The most expensive rugs and carpets from this region cost $40-45 a sq ft; a five-by-eight carpet costs Rs 90,000. Consumers pay up to Rs 4 lakh for these at stores across the world. IKEA deals in products that are much cheaper. The factory price for a standard rug sold to IKEA is Rs 8,000-9,000; the retail chain might sell it at a higher price.
The time taken to make a standard Kattrup durry (panja) could be three to four days, with two people working on it. Eastern ships out 3,000-4,000 pieces of rugs/carpets every week. The order-to-ship out cycle for a panja durry is about 12 weeks. It could take another four weeks to reach the stores – a total of five months. For handloom, the order-to-ship out cycle is about four weeks.
The process of shipping out goods, however, follows many layers of checks and inspections, including those by third-parties engaged by IKEA. At the factory, the products undergo a metal-detector test to check for needles or pins.

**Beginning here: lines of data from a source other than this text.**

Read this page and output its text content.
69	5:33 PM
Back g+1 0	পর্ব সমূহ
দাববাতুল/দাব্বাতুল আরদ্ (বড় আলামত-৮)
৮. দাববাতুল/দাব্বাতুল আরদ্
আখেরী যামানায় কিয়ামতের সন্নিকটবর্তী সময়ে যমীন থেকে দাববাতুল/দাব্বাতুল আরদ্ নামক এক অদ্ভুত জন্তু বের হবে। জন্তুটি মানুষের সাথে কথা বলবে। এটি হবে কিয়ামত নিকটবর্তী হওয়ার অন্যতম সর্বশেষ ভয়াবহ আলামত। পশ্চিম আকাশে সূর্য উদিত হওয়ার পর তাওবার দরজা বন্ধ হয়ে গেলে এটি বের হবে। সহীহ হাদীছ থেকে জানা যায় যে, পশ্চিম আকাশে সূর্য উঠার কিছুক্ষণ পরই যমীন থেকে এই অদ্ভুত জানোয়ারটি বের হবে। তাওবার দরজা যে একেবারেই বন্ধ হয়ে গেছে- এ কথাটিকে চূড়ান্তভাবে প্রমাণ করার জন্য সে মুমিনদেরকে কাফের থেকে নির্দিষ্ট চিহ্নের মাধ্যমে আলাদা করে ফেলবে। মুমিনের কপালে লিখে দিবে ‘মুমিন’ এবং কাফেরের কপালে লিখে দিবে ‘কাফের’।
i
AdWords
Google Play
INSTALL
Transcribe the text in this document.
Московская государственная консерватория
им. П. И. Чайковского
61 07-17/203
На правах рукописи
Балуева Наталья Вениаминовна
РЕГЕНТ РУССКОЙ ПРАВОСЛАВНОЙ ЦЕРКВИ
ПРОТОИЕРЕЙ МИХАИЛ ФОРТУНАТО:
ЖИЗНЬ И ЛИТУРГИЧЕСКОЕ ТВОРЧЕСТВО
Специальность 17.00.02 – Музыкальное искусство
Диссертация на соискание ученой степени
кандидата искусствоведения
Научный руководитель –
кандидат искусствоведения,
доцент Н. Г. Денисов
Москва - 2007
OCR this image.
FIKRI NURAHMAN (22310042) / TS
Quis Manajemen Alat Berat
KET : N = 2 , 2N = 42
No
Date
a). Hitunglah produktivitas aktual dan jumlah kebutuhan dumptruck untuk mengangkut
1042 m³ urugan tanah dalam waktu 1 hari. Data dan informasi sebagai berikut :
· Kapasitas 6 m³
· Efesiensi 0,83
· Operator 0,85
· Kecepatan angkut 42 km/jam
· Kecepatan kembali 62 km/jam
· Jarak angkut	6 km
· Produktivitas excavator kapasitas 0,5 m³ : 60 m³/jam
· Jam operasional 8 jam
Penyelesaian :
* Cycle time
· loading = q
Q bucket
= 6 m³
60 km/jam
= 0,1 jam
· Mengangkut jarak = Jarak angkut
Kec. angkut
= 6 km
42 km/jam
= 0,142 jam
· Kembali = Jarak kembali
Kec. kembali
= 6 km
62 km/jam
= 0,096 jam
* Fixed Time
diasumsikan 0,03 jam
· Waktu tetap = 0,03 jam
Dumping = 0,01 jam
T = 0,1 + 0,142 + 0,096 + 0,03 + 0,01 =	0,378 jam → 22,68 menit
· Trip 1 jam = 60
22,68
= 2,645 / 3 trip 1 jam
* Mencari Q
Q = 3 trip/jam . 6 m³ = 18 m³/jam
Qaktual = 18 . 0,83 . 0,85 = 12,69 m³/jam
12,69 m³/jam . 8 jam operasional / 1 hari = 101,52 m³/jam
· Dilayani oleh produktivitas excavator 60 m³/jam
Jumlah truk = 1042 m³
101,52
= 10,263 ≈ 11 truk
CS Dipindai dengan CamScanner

Eastern Mills works with in-house designers, as well as those from the retail chain. As for automation, the company has switched to mechanised warping, which is five times more efficient than the manual mode. However, in case more colours are used, manual machines are useful. For drying rugs, too, a manual process is considered better.
Apart from the global economic slowdown that hit carpet export trade (though it is projected to grow 30 per cent this year), there are many infrastructure problems; lack of good connectivity tops the list. Once out of the factory, it takes five to six days to ship out the products, as Mumbai is the closest port. With China giving competition, though primarily for machine-made carpets, the industry here is worried.
Driving back to Varanasi, India’s oldest city and one that draws many to the Ganges and the choreographed aarti at sunset, one comes across heavy traffic of trucks, containers, bikes and even cycles carrying rolls of carpets, perhaps on the way to an international destination.
THE BENARASI LINK
- 50% of Eastern Mills’ sales volume comes from IKEA
- Eastern ships out 3,000 to 4,000 pieces a week to the Swedish chain
- Punja durry takes 12 weeks to ship out, handloom rugs 4 weeks
- Women form 10-15% of workforce at Eastern
- Of the Rs 4,000-crore carpet exports, Bhadohi accounts for Rs 2,000 crore
- Mirzapur-Bhadohi region engages 3.2 million people in the carpet industry
- 40% carpets in the region are exported to the US, 25% to Europe
Innovation from IKEA
IKEA, the Swedish home furnishings company, has unveiled its latest specially designed Punja loom, in Bhadohi, Uttar Pradesh. The new Punja loom has been co-created with IKEA’s supplier Eastern Home Industries.
It is designed to produce better quality durries while increasing the productivity by 25 -40% and this implementation will increase the production of Punja durrie in India, according to a press release. The ergonomic design and ease of use will reduce work related health issues as well as encourage more women weavers to join the workforce.
Commenting on the occasion, Jessica Anderen, Trading Area Manager IKEA South Asia said, “IKEA has been sourcing from India for 26 years and is committed to creating a more sustainable life for many people.
The new Punja loom is a great example of leading change, with business in the core and people as the biggest asset! As we continue to expand we will build long-term relationship with suppliers to enable more innovation and investments in modern technology.
IKEA constantly focuses on improvements and efficiency to be able to increase capacity, improve products and lower the costs, all this to safe guard a long term sustainable business!”